SAITM: An ill-conceived response to the question of health and education in Sri Lanka
The government appears ill prepared to address the unravelling situation around SAITM. Its current actions are mired in violence, bombastic rhetoric and unrealistic projections of great economic advances to be made in the business of education and health. The policy paper of the Subcommittee on Higher Education of the Parliamentary Sectoral Oversight Committee,  Expansion of Medical Education in Sri Lanka With the Participation of the Private Sector:  Adopting the South Asian Institute of Technology and Medicine (SAITM) as a Model published on 23 November, 2016 is a justification and conceptualisation of  SAITM as an educational institution, offering it as a panacea for the supposed ills dogging the heels of the two sectors. It is an illustration of the nature of the government’s approach to some very serious issues, undertaken in an ad hoc, unprofessional and unethical manner. The ill-conceived nature of the report unequivocally demonstrates the fact that SAITM is itself a poorly planned programme that barely addresses the problems that exist in the areas of health and education and creates new ones that will be insurmountable in years to come.
Both health and education have been the cornerstone of the democratic structure of the Sri Lankan state.  A policy shift on either of these sectors demands careful thought, public engagement, and the highest degree of integrity on the part of all the policy makers.
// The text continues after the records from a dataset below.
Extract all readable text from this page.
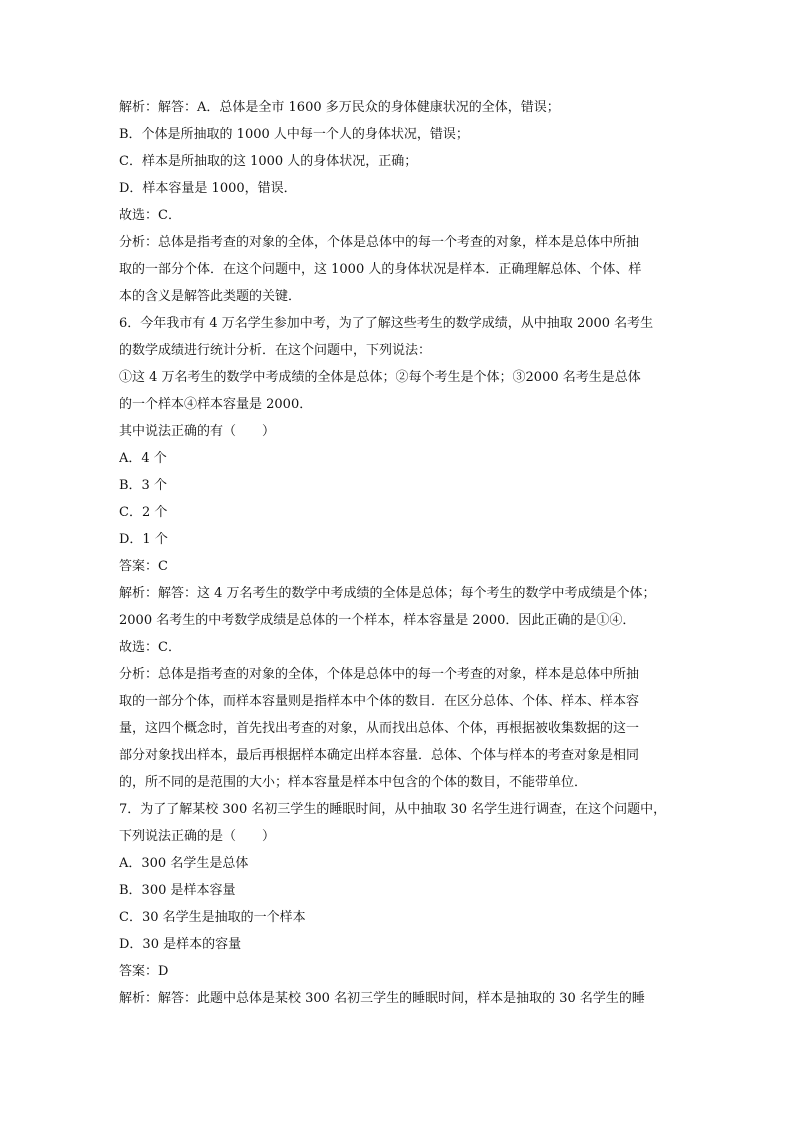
解析：解答：A．总体是全市 1600 多万民众的身体健康状况的全体，错误；
B．个体是所抽取的 1000 人中每一个人的身体状况，错误；
C．样本是所抽取的这 1000 人的身体状况，正确；
D．样本容量是 1000，错误．
故选：C．
分析：总体是指考查的对象的全体，个体是总体中的每一个考查的对象，样本是总体中所抽
取的一部分个体．在这个问题中，这 1000 人的身体状况是样本．正确理解总体、个体、样
本的含义是解答此类题的关键．
6．今年我市有 4 万名学生参加中考，为了了解这些考生的数学成绩，从中抽取 2000 名考生
的数学成绩进行统计分析．在这个问题中，下列说法：
①这 4 万名考生的数学中考成绩的全体是总体；②每个考生是个体；③2000 名考生是总体
的一个样本④样本容量是 2000．
其中说法正确的有（　　）
A．4 个
B．3 个
C．2 个
D．1 个
答案：C
解析：解答：这 4 万名考生的数学中考成绩的全体是总体；每个考生的数学中考成绩是个体；
2000 名考生的中考数学成绩是总体的一个样本，样本容量是 2000．因此正确的是①④．
故选：C．
分析：总体是指考查的对象的全体，个体是总体中的每一个考查的对象，样本是总体中所抽
取的一部分个体，而样本容量则是指样本中个体的数目．在区分总体、个体、样本、样本容
量，这四个概念时，首先找出考查的对象，从而找出总体、个体，再根据被收集数据的这一
部分对象找出样本，最后再根据样本确定出样本容量．总体、个体与样本的考查对象是相同
的，所不同的是范围的大小；样本容量是样本中包含的个体的数目，不能带单位．
7．为了了解某校 300 名初三学生的睡眠时间，从中抽取 30 名学生进行调查，在这个问题中，
下列说法正确的是（　　）
A．300 名学生是总体
B．300 是样本容量
C．30 名学生是抽取的一个样本
D．30 是样本的容量
答案：D
解析：解答：此题中总体是某校 300 名初三学生的睡眠时间，样本是抽取的 30 名学生的睡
Yet on both counts, the policy paper demonstrates abjectly poor thinking and a clear lack of vision for the country.
SAITM: Is it numbers?
Regarding Health, the paper says that SAITM will address the lacunae in the system presented by the inadequate number of doctors in the country. In other words, SAITM will be able to add to the number of doctors in the country. Such a claim, if stated with any sincerity, demonstrates that the policy makers have absolutely no understanding of the existing system of health care delivery. The problems besetting the health sector are not a mere matter of numbers. They are an integral part of the structure of health care provision, namely distribution and specialization. As medical professionals, researchers and those who actually care about the state of affairs in Sri Lanka will tell you:
a) The inadequate number of medical professionals lies in the areas of distribution of doctors across the country. In 2015, Colombo District had 182.3 doctors per 100,000 population (employed by the Ministry of Health) compared with 37 doctors per 100,000 population in Nuwara Eliya District (Vallipuranathan 2017). That same year, Colombo District recorded the highest number of medical officers (5344), while the lowest number was recorded in Mullaitivu District (Health Information Unit, Ministry of Health 2015).
b) Doctors on completing their internship are posted to peripheral areas, but can leave those stations before they are eligible for transfer if they pass a screening exam for a course of specialization. There is no mechanism in place to retain non-specialist doctors in such areas, resulting in a large number of cadre positions remaining vacant.